Eğitim Fakültesi’nde ’Öğrenci Motivasyonu Arttırma Teknikleri’ semineri düzenlendi
08 Ekim 2025 Çarşamba - 16:15 Eğitim Fakültesi’nde ’Öğrenci Motivasyonu Arttırma Teknikleri’ semineri düzenlendi Anadolu Üniversitesi Eğitim Fakültesi tarafından düzenlenen ’Öğrenci Motivasyonunu Artırma Teknikleri’ seminerinde konuşan Dr. Öğr. Üyesi Harun Serpil, "Önemli olan, içsel ve dışsal motivasyonun her ikisinin de var olmasıdır.
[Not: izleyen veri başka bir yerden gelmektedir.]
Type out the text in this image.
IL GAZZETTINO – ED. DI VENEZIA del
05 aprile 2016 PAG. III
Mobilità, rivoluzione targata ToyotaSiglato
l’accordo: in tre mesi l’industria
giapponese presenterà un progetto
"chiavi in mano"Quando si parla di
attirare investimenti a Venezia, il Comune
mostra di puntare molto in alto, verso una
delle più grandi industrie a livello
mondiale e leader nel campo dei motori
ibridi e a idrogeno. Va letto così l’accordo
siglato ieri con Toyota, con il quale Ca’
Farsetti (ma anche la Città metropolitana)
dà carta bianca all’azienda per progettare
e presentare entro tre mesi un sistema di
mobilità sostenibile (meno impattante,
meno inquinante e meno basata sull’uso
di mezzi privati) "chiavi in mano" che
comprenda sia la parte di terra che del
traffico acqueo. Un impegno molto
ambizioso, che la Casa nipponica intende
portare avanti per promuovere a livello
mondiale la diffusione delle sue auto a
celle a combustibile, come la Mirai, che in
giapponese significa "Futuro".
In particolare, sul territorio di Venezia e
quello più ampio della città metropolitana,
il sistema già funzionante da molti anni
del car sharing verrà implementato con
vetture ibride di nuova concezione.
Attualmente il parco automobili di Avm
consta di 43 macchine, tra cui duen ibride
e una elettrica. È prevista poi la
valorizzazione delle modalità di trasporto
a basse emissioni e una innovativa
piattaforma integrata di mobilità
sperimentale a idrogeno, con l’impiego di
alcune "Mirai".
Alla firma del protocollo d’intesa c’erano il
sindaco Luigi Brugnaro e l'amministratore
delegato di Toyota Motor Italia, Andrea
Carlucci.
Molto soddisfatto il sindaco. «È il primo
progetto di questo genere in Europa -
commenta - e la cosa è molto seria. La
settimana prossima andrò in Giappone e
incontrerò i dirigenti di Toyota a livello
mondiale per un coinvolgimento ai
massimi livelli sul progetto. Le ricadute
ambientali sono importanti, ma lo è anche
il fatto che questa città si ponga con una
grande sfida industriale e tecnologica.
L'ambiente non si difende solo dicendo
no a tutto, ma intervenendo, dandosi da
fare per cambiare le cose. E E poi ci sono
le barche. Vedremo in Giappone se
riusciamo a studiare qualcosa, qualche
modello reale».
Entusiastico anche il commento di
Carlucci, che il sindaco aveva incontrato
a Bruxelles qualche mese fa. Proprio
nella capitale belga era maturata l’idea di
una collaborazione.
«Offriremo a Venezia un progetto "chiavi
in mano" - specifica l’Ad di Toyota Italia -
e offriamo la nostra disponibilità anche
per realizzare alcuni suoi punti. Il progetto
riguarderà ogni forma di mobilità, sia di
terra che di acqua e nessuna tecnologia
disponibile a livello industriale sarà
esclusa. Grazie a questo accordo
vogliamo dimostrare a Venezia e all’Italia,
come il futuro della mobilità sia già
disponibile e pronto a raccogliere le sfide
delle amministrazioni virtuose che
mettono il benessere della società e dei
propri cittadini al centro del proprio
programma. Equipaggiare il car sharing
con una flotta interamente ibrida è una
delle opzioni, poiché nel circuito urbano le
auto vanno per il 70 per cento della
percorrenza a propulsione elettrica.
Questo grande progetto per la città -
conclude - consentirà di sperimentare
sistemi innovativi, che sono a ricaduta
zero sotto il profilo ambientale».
Ancak esas olan, içsel motivasyonu gerçekleştirebilmektir" dedi. Seminer, Eğitim Fakültesi A Blok 315 No’lu Konferans Salonu’nda gerçekleştirildi. Anadolu Üniversitesi Eğitim Fakültesi Dr. Öğr. Üyesi Harun Serpil, seminerde konuşmacı olarak yer aldı. Yoğun ilgi gösterilen etkinliğe çok sayıda öğrenci katılım sağladı. "Motivasyon bir lokomotiftir" Seminerde konuşan Dr. Öğr. Üyesi Harun Serpil, "Motivasyon bir lokomotiftir ve onu başlatan şey güdülenmedir. Bugün eğitimci olarak bu konuları inceleyeceğiz. Motivasyon kaynaklarını içsel ve dışsal olarak ayırabiliriz. Dışsal motivasyonda kontrol bireyin çevresindeyken, içsel motivasyonda kontrol bireyin kendisindedir. Önemli olan, içsel ve dışsal motivasyonun her ikisinin de var olmasıdır. Ancak esas olan, içsel motivasyonu gerçekleştirebilmektir. Motivasyonu düşüren etmenler arasında yetersizlik duygusu da yer alır. Örneğin bir öğrenci beklenmedik bir soru sorduğunda, öğretmene karşı güvensizlik ve yetersizlik algısı oluşabilir. Bu nedenle alan bilgisi eğitimciler için oldukça önemlidir. Bir diğer etken ise saldırganlık davranışlarıdır" ifadelerini kullandı. "Ders içeriklerinin öğrencilerin ilgi alanlarına göre düzenlenmesi öğrenme isteğini artırır" Motivasyonu artırmanın yollarına da değinen Dr. Öğr. Üyesi Serpil, sözlerine şöyle devam etti: "Birkaç önemli faktör göz önünde bulundurulmalıdır. Bunlar arasında hedef belirleme, öğrencinin öğrenmesini etkileşimli hâle getirme, öğrenciye geri bildirim sağlama, olumlu ortam oluşturma, öğrenci ilgi alanlarını dikkate alarak ders içeriğini şekillendirme, büyüme zihniyetini derse entegre etme ve özdeğerlendirme alışkanlığını teşvik etme gibi unsurlar yer alır. Sürekli ve yapıcı geri bildirim, olumlu pekiştirme ve akran desteğiyle birlikte motivasyonu güçlendirir. Öğrencilerin çabalarının takdir edilmesi, öğrenme sürecine bağlılıklarını artırır." Seminerin sonunda Prof. Dr. Meral Güven, Dr. Öğr. Üyesi Harun Serpil’e adına hazırlanan Darüşşafaka Bağışı Belgesi ile teşekkür belgesi takdim etti.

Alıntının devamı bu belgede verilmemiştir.